What I think this experiment shows
I do not think this project proves that browser-based medical scribes are ready for real deployment.
But I do think it shows something interesting:
you can now build a surprisingly capable local-first scribe workflow in the browser
Not a complete one.
Not a clinically safe one.
Not a production-ready one.
But enough to make the idea concrete.
And once the idea is concrete, the discussion gets better.
Instead of vaguely asking whether local-first healthcare AI is possible, you can point at something working and ask better questions:
- what would make this auditable enough?
- what would make this secure enough?
- what kind of structured handoff would actually fit workflow?
- where should trust sit?
- which parts belong in the browser, and which parts do not?
That is much more useful than vendor-style hype, and much more useful than treating the whole thing as impossible.
What I learned
The biggest lesson for me is that the interesting part is not the AI summary itself.
It is the combination of:
- capture
- review
- trust
- audit
- privacy
- structured handoff
That is the real product surface.
A tool like this is not just “speech recognition plus LLM output.” It lives or dies on workflow fit and confidence.
The other lesson is that browser capability is getting close enough that these experiments are worth doing now.
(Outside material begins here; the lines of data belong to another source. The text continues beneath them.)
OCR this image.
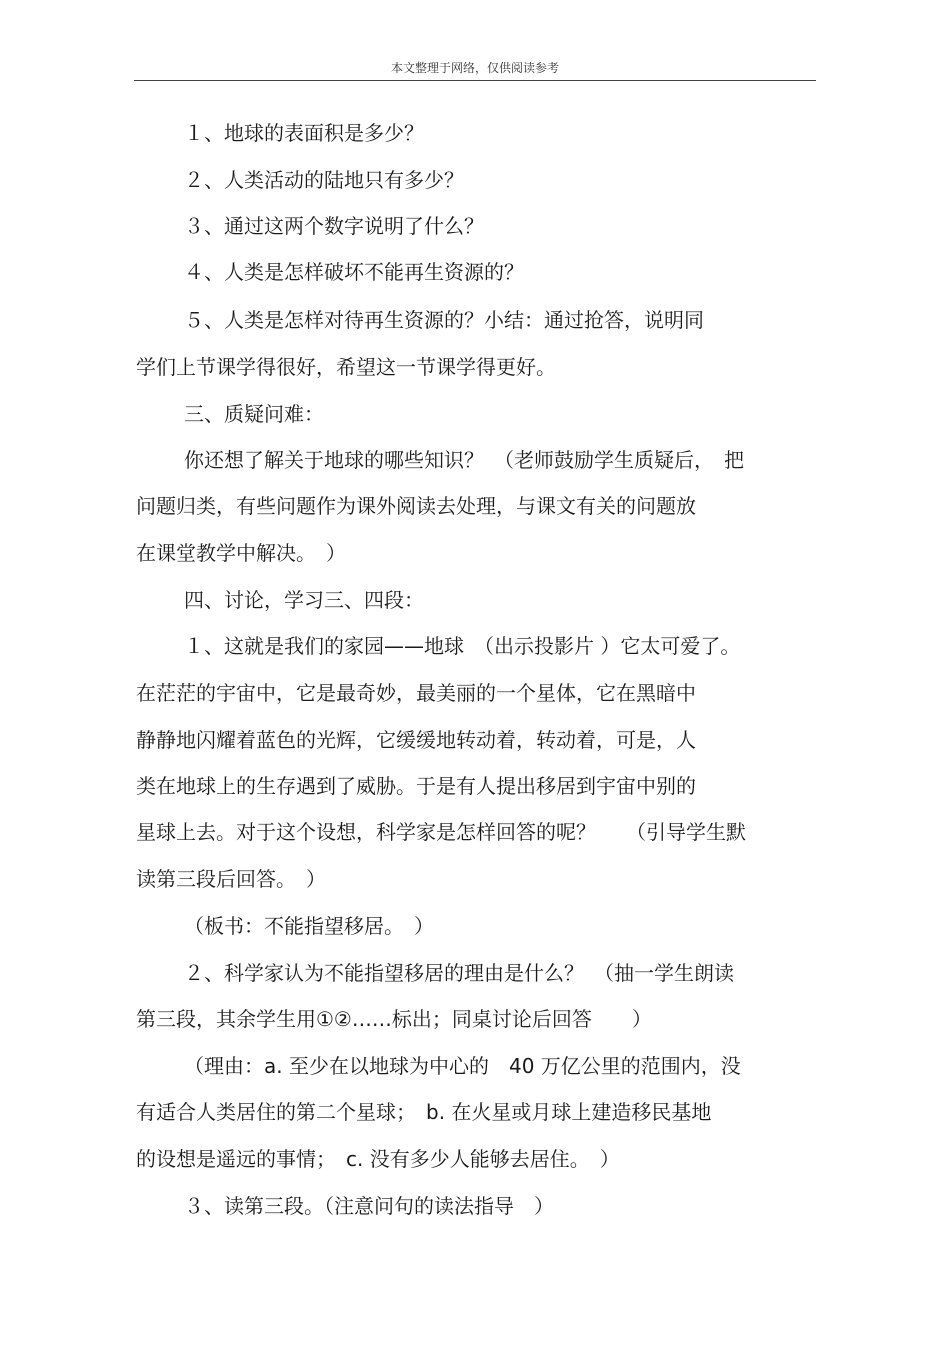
本文整理于网络，仅供阅读参考
１、地球的表面积是多少？
２、人类活动的陆地只有多少？
３、通过这两个数字说明了什么？
４、人类是怎样破坏不能再生资源的？
５、人类是怎样对待再生资源的？小结：通过抢答，说明同
学们上节课学得很好，希望这一节课学得更好。
三、质疑问难：
你还想了解关于地球的哪些知识？　（老师鼓励学生质疑后，　把
问题归类，有些问题作为课外阅读去处理，与课文有关的问题放
在课堂教学中解决。　）
四、讨论，学习三、四段：
１、这就是我们的家园——地球　（出示投影片 ）它太可爱了。
在茫茫的宇宙中，它是最奇妙，最美丽的一个星体，它在黑暗中
静静地闪耀着蓝色的光辉，它缓缓地转动着，转动着，可是，人
类在地球上的生存遇到了威胁。于是有人提出移居到宇宙中别的
星球上去。对于这个设想，科学家是怎样回答的呢？　　（引导学生默
读第三段后回答。　）
（板书：不能指望移居。　）
２、科学家认为不能指望移居的理由是什么？　（抽一学生朗读
第三段，其余学生用①②……标出；同桌讨论后回答　　）
（理由：a. 至少在以地球为中心的　40 万亿公里的范围内，没
有适合人类居住的第二个星球；　b. 在火星或月球上建造移民基地
的设想是遥远的事情；　c. 没有多少人能够去居住。　）
３、读第三段。（注意问句的读法指导　）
The Chrome built-in AI ecosystem is still uneven and fiddly, but it is no longer science fiction to imagine local-first tools that do meaningful work without a project backend.
What it definitely is not
This is not a medical device.
It is not suitable for clinical use.
It is not production-ready.
It does not solve governance, compliance, or EHR integration.
It is an experiment.
But I think it is an experiment that points in a useful direction.
Not “look, I built the perfect AI scribe.”
More:
look, you could build these tools to live in the browser, keep data local by default, add review and auditability, and start handing off structured outputs.
That feels like a direction worth exploring.
If you want to look at the code
The repo is here:
https://github.com/hutchpd/AI-Medical-Scribe
If you work in health IT, clinical systems, browser AI, or local-first tooling, I’d be genuinely interested in whether this direction feels promising to you, and where you think the hard boundary really is.
Is it browser capability?
Is it audit and governance?
Is it review burden?
Or is it still the last mile into the EHR?